What actions could you take?

  • Launch a plan-ahead team to collect forward-looking intelligence, develop scenarios, and identify decision points for action to navigate uncertainty in the path to the next normal. As we outlined in “Getting ahead of the next stage of the coronavirus crisis,” planning ahead for crises requires a dedicated effort, with a full-time senior executive leading and accountable for a team of high performers located “next door” to the CEO.
  • Question everything about your role in healthcare and future business model as your organization transitions from “wartime” to “peacetime.” More details on the transition can be found in our article “From “wartime” to “peacetime”: Five stages for healthcare institutions in the battle against COVID-19.”
  • Ramp up capabilities to transform your business, including acquisitions and alliances. Our two decades of research outlined in the article “The power of through-cycle M&A” show that a through-cycle mind-set to M&A can enable and accelerate the strategic shifts necessary to emerge from the COVID-19 crisis healthy and profitable.
  • Reimagine your organization to lock in the speed of decision making and execution achieved during the crisis. In “Ready, set, go: Reinventing the organization for speed in the post-COVID-19 era,” we share nine discrete ways companies can get faster.

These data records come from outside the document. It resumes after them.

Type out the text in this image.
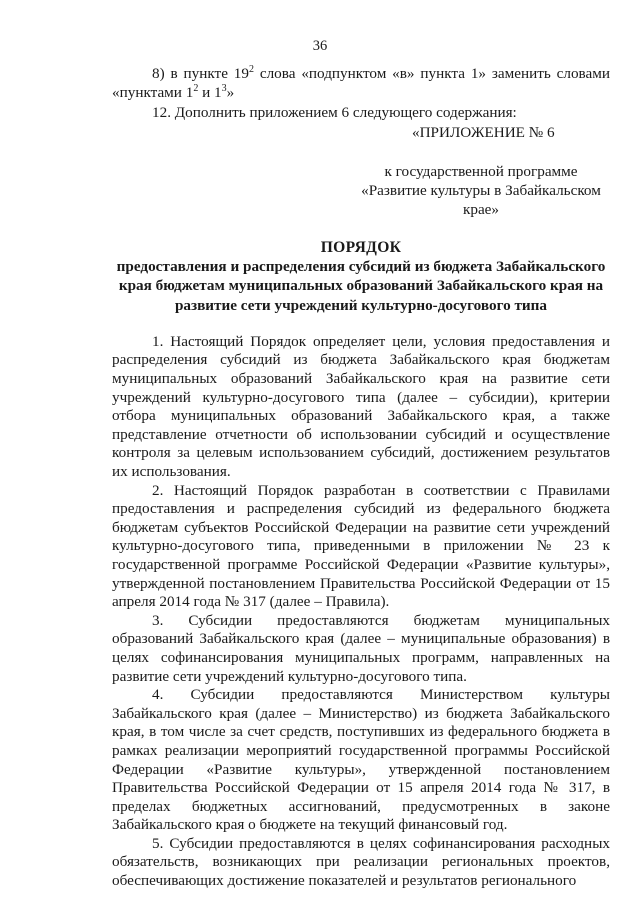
36

8) в пункте $19^2$ слова «подпунктом «в» пункта 1» заменить словами «пунктами $1^2$ и $1^3$»

12. Дополнить приложением 6 следующего содержания:

«ПРИЛОЖЕНИЕ № 6

к государственной программе
«Развитие культуры в Забайкальском
крае»
ПОРЯДОК
предоставления и распределения субсидий из бюджета Забайкальского края бюджетам муниципальных образований Забайкальского края на развитие сети учреждений культурно-досугового типа

1. Настоящий Порядок определяет цели, условия предоставления и распределения субсидий из бюджета Забайкальского края бюджетам муниципальных образований Забайкальского края на развитие сети учреждений культурно-досугового типа (далее – субсидии), критерии отбора муниципальных образований Забайкальского края, а также представление отчетности об использовании субсидий и осуществление контроля за целевым использованием субсидий, достижением результатов их использования.

2. Настоящий Порядок разработан в соответствии с Правилами предоставления и распределения субсидий из федерального бюджета бюджетам субъектов Российской Федерации на развитие сети учреждений культурно-досугового типа, приведенными в приложении № 23 к государственной программе Российской Федерации «Развитие культуры», утвержденной постановлением Правительства Российской Федерации от 15 апреля 2014 года № 317 (далее – Правила).

3. Субсидии предоставляются бюджетам муниципальных образований Забайкальского края (далее – муниципальные образования) в целях софинансирования муниципальных программ, направленных на развитие сети учреждений культурно-досугового типа.

4. Субсидии предоставляются Министерством культуры Забайкальского края (далее – Министерство) из бюджета Забайкальского края, в том числе за счет средств, поступивших из федерального бюджета в рамках реализации мероприятий государственной программы Российской Федерации «Развитие культуры», утвержденной постановлением Правительства Российской Федерации от 15 апреля 2014 года № 317, в пределах бюджетных ассигнований, предусмотренных в законе Забайкальского края о бюджете на текущий финансовый год.

5. Субсидии предоставляются в целях софинансирования расходных обязательств, возникающих при реализации региональных проектов, обеспечивающих достижение показателей и результатов регионального
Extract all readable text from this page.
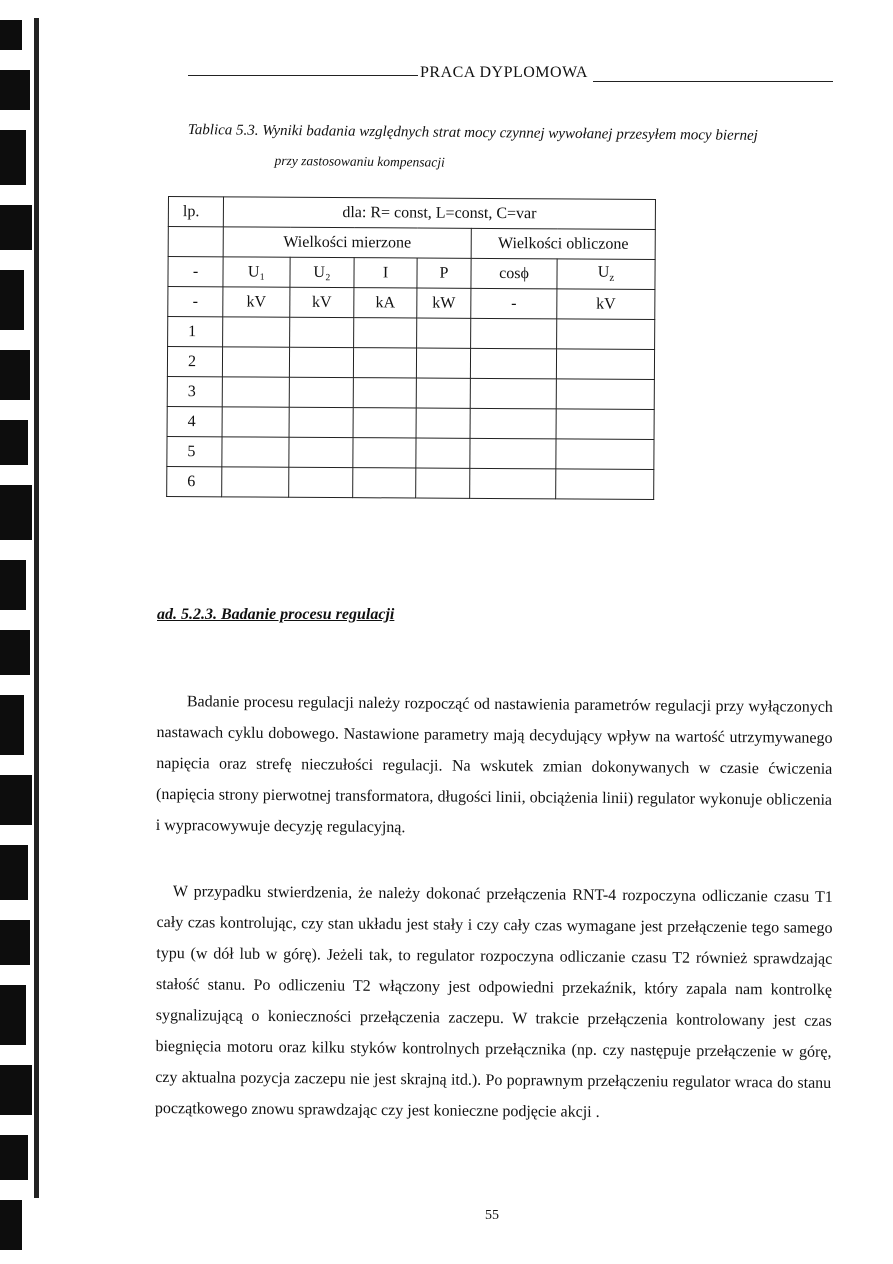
PRACA DYPLOMOWA
Tablica 5.3. Wyniki badania względnych strat mocy czynnej wywołanej przesyłem mocy biernej
przy zastosowaniu kompensacji
lp.	dla: R= const, L=const, C=var					
	Wielkości mierzone				Wielkości obliczone	
-	U₁	U₂	I	P	cosϕ	$U_z$
-	kV	kV	kA	kW	-	kV
1						
2						
3						
4						
5						
6						
ad. 5.2.3. Badanie procesu regulacji

Badanie procesu regulacji należy rozpocząć od nastawienia parametrów regulacji przy wyłączonych nastawach cyklu dobowego. Nastawione parametry mają decydujący wpływ na wartość utrzymywanego napięcia oraz strefę nieczułości regulacji. Na wskutek zmian dokonywanych w czasie ćwiczenia (napięcia strony pierwotnej transformatora, długości linii, obciążenia linii) regulator wykonuje obliczenia i wypracowywuje decyzję regulacyjną.

W przypadku stwierdzenia, że należy dokonać przełączenia RNT-4 rozpoczyna odliczanie czasu T1 cały czas kontrolując, czy stan układu jest stały i czy cały czas wymagane jest przełączenie tego samego typu (w dół lub w górę). Jeżeli tak, to regulator rozpoczyna odliczanie czasu T2 również sprawdzając stałość stanu. Po odliczeniu T2 włączony jest odpowiedni przekaźnik, który zapala nam kontrolkę sygnalizującą o konieczności przełączenia zaczepu. W trakcie przełączenia kontrolowany jest czas biegnięcia motoru oraz kilku styków kontrolnych przełącznika (np. czy następuje przełączenie w górę, czy aktualna pozycja zaczepu nie jest skrajną itd.). Po poprawnym przełączeniu regulator wraca do stanu początkowego znowu sprawdzając czy jest konieczne podjęcie akcji .

55
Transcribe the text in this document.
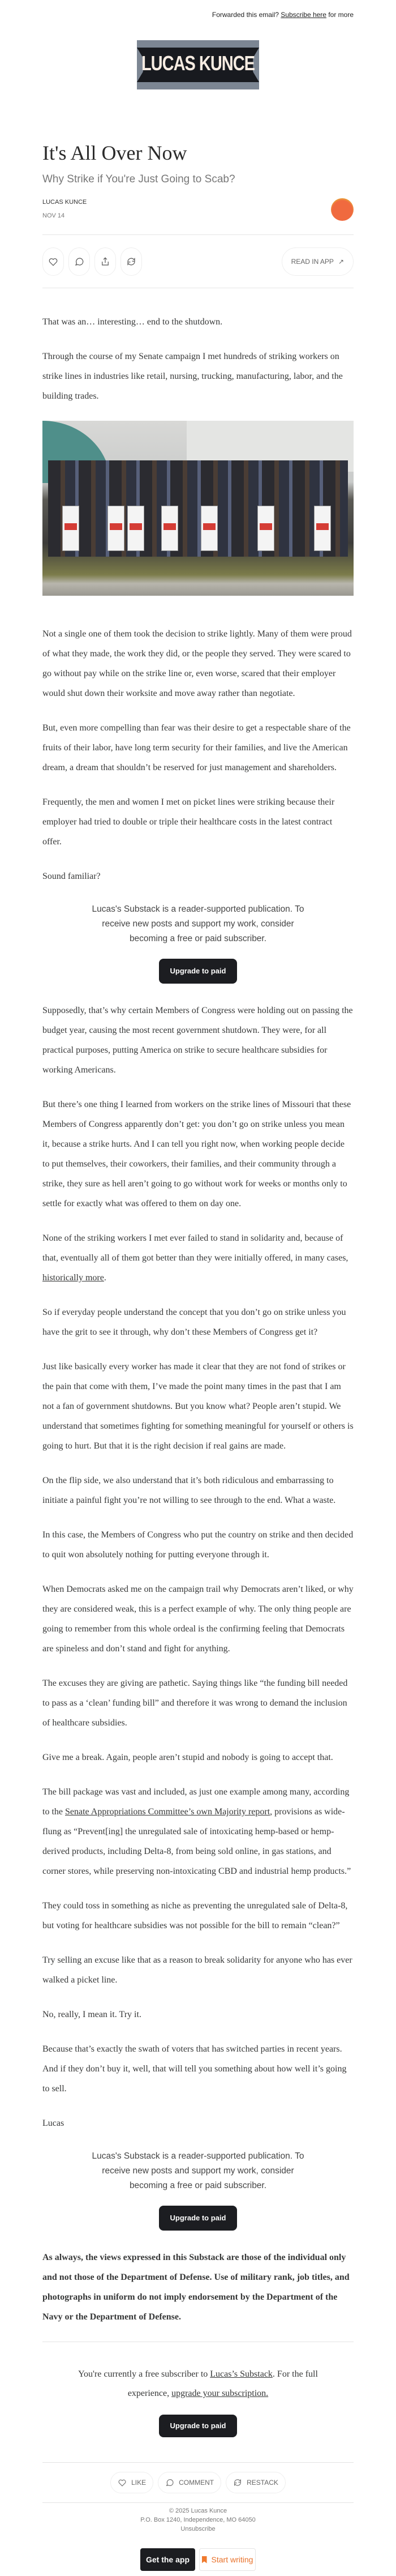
Forwarded this email? Subscribe here for more
LUCAS KUNCE
It's All Over Now
Why Strike if You're Just Going to Scab?
LUCAS KUNCE
NOV 14
READ IN APP ↗

That was an… interesting… end to the shutdown.

Through the course of my Senate campaign I met hundreds of striking workers on strike lines in industries like retail, nursing, trucking, manufacturing, labor, and the building trades.

Not a single one of them took the decision to strike lightly. Many of them were proud of what they made, the work they did, or the people they served. They were scared to go without pay while on the strike line or, even worse, scared that their employer would shut down their worksite and move away rather than negotiate.

But, even more compelling than fear was their desire to get a respectable share of the fruits of their labor, have long term security for their families, and live the American dream, a dream that shouldn’t be reserved for just management and shareholders.

Frequently, the men and women I met on picket lines were striking because their employer had tried to double or triple their healthcare costs in the latest contract offer.

Sound familiar?

Lucas's Substack is a reader-supported publication. To receive new posts and support my work, consider becoming a free or paid subscriber.
Upgrade to paid

Supposedly, that’s why certain Members of Congress were holding out on passing the budget year, causing the most recent government shutdown. They were, for all practical purposes, putting America on strike to secure healthcare subsidies for working Americans.

But there’s one thing I learned from workers on the strike lines of Missouri that these Members of Congress apparently don’t get: you don’t go on strike unless you mean it, because a strike hurts. And I can tell you right now, when working people decide to put themselves, their coworkers, their families, and their community through a strike, they sure as hell aren’t going to go without work for weeks or months only to settle for exactly what was offered to them on day one.

None of the striking workers I met ever failed to stand in solidarity and, because of that, eventually all of them got better than they were initially offered, in many cases, historically more.

So if everyday people understand the concept that you don’t go on strike unless you have the grit to see it through, why don’t these Members of Congress get it?

Just like basically every worker has made it clear that they are not fond of strikes or the pain that come with them, I’ve made the point many times in the past that I am not a fan of government shutdowns. But you know what? People aren’t stupid. We understand that sometimes fighting for something meaningful for yourself or others is going to hurt. But that it is the right decision if real gains are made.

On the flip side, we also understand that it’s both ridiculous and embarrassing to initiate a painful fight you’re not willing to see through to the end. What a waste.

In this case, the Members of Congress who put the country on strike and then decided to quit won absolutely nothing for putting everyone through it.

When Democrats asked me on the campaign trail why Democrats aren’t liked, or why they are considered weak, this is a perfect example of why. The only thing people are going to remember from this whole ordeal is the confirming feeling that Democrats are spineless and don’t stand and fight for anything.

The excuses they are giving are pathetic. Saying things like “the funding bill needed to pass as a ‘clean’ funding bill” and therefore it was wrong to demand the inclusion of healthcare subsidies.

Give me a break. Again, people aren’t stupid and nobody is going to accept that.

The bill package was vast and included, as just one example among many, according to the Senate Appropriations Committee’s own Majority report, provisions as wide-flung as “Prevent[ing] the unregulated sale of intoxicating hemp-based or hemp-derived products, including Delta-8, from being sold online, in gas stations, and corner stores, while preserving non-intoxicating CBD and industrial hemp products.”

They could toss in something as niche as preventing the unregulated sale of Delta-8, but voting for healthcare subsidies was not possible for the bill to remain “clean?”

Try selling an excuse like that as a reason to break solidarity for anyone who has ever walked a picket line.

No, really, I mean it. Try it.

Because that’s exactly the swath of voters that has switched parties in recent years. And if they don’t buy it, well, that will tell you something about how well it’s going to sell.

Lucas

Lucas's Substack is a reader-supported publication. To receive new posts and support my work, consider becoming a free or paid subscriber.
Upgrade to paid

As always, the views expressed in this Substack are those of the individual only and not those of the Department of Defense. Use of military rank, job titles, and photographs in uniform do not imply endorsement by the Department of the Navy or the Department of Defense.

You're currently a free subscriber to Lucas’s Substack. For the full experience, upgrade your subscription.
Upgrade to paid
LIKE	COMMENT	RESTACK
© 2025 Lucas Kunce
P.O. Box 1240, Independence, MO 64050
Unsubscribe
Get the app	Start writing
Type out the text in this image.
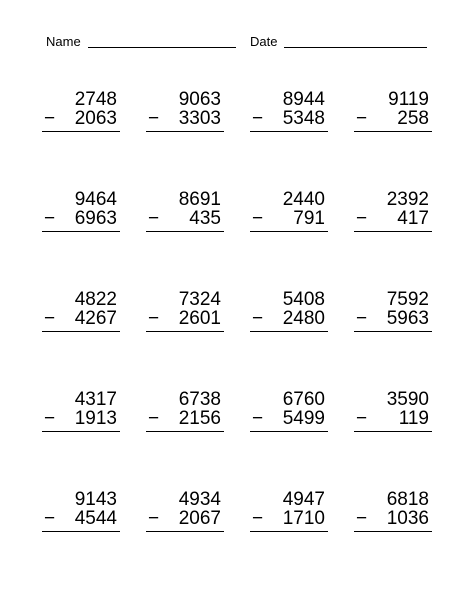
Name	Date
2748
− 2063
9063
− 3303
8944
− 5348
9119
− 258
9464
− 6963
8691
− 435
2440
− 791
2392
− 417
4822
− 4267
7324
− 2601
5408
− 2480
7592
− 5963
4317
− 1913
6738
− 2156
6760
− 5499
3590
− 119
9143
− 4544
4934
− 2067
4947
− 1710
6818
− 1036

  • Lean forward on actions to drive health equity. We expressed the criticality of tracking the damage of COVID-19 and the recovery from the pandemic along racial lines in “COVID-19: Investing in black lives and livelihoods.” It is incumbent on all stakeholders to take proactive action to mitigate disparities and push toward health for all.

While the challenges are numerous, leaders who seize the mindset that “disruptive change provides an opportunity to separate yourself from the pack” will build organizations meaningfully stronger than the ones they ran going into the crisis.